Mais si je ne vois de l’avenir ni le proche ni le lointain, par contre je vois des jardins partout.

Il en a toujours été ainsi, aussi loin que je remonte dans ma mémoire. Il me suffisait pour ça d’ouvrir les yeux.
Au cinquième étage du 7 boulevard Richard-Wallace, côté est, la fenêtre de ma chambre surplombait une écurie de chevaux de course.
Ma sœur et moi passions des moments réjouissants à observer, à travers un rideau mouvant de hauts peupliers, sur le cirque mi-sable mi-pelouse d’où montaient des odeurs fermières de crottin, de foin chaud et de sueur animale, l’embarquement des chevaux à bord des vans gris-bleu de la Société de Transports Hippiques. Rien n’était plus désopilant que l’obstination que mettaient la plupart des animaux à freiner des quatre fers pour ne pas monter dans le véhicule. Ces magnifiques entêtés valant des fortunes, leurs lads n’avaient évidemment pas licence de les bousculer, fût-ce avec un pétale d’avoine: ils devaient se contenter de « murmurer à l’oreille des chevaux», et de prendre un ton fleuri pour supplier Libellule du Gâtinais ou Ma Myrtille Bleue IV, reines des hippodromes, de « se remuer les miches, sacré nom de nom, et de grimper là-dedans, espèce de putain de vieille carne! », ce qui, susurré sur un ton doucereux, passait pour un murmure amoureux.

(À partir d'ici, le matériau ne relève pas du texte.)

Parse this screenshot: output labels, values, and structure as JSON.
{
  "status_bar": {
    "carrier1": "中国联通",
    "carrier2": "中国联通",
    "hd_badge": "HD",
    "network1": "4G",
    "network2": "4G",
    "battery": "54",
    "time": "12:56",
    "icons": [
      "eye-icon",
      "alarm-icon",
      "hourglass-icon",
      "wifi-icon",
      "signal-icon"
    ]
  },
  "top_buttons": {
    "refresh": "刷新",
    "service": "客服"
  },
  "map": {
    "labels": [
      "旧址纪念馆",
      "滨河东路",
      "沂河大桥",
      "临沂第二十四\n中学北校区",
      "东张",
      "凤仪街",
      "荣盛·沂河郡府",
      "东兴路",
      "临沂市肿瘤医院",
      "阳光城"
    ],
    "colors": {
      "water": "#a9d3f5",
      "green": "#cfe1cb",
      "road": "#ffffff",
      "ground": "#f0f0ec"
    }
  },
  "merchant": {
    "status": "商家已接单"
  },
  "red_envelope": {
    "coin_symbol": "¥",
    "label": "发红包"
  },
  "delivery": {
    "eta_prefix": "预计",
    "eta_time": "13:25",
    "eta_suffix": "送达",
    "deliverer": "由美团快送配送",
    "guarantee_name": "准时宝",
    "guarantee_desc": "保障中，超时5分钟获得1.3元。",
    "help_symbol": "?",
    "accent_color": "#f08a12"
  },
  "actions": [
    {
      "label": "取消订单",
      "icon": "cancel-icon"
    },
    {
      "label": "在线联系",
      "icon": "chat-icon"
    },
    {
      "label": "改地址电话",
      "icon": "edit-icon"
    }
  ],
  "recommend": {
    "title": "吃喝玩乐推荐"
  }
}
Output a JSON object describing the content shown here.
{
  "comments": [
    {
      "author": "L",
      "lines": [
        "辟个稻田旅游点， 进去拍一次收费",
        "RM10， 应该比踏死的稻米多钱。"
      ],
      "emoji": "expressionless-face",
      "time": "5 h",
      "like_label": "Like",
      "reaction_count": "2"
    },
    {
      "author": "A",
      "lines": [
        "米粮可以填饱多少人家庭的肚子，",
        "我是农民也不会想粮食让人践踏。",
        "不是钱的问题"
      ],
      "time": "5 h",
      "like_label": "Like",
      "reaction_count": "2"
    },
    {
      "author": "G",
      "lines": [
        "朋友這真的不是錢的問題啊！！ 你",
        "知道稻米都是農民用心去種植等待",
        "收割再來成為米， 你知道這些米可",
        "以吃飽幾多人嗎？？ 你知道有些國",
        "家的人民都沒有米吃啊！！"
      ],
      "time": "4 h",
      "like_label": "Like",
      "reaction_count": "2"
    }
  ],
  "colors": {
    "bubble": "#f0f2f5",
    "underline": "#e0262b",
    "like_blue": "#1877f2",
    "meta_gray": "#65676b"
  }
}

À l’ouest, salle à manger et salon donnaient sur le Bois de Boulogne à perte de vue, sorte de canopée toute frétillante de pinsons et de pigeons ramiers qui dévoraient les grappes de fleurs blanches des marronniers, et aussi de mésanges charbonnières, et de simples moineaux, sans oublier les hannetons couleur d’ambre qui s’échouaient sur notre table quand nous dînions toutes fenêtres ouvertes.
Ma sœur et moi nous accrochions ces coléoptères au bout du nez, où ils s’agrippaient par leurs petites pattes griffues. Nous jouions à qui garderait son jockey nasal le plus longtemps en selle.
J’aimais bien ces petites bêtes qui ont aujourd’hui pratiquement disparu, et dont le Dictionnaire vétérinaire et des Animaux domestiques de Pierre Joseph Buchoz (que les amateurs de hannetons pouvaient, en 1771, se procurer chez J.P. Costaud, libraire, rue Saint-Jean-de-Beauvais, «la première porte cochère au-dessus du Collège» était-il précisé) détaillait les vertus médicinales à condition d’en faire des martyrs: réduits en poudre, ils étaient réputés guérir la morsure des chiens enragés, soulager les rhumatismes et se montrer efficaces dans le mûrissement et la suppuration des bubons de la peste; les ailes de hannetons pulvérisées dans du vin blanc (le sieur Buchoz étant lorrain, je suppose qu’il préconisait le délectable vin de Toul qui, à cette époque, figurait sur toutes les bonnes tables d’Europe) étaient appréciées pour leurs vertus diurétiques, et l’infusion de hannetons vivants dans de l’huile commune pouvait fort bien remplacer l’huile de scorpions (dont je n’ai évidemment pas besoin de rappeler qu’elle est souveraine contre la petite vérole et les paralysies) si celle-ci venait à manquer.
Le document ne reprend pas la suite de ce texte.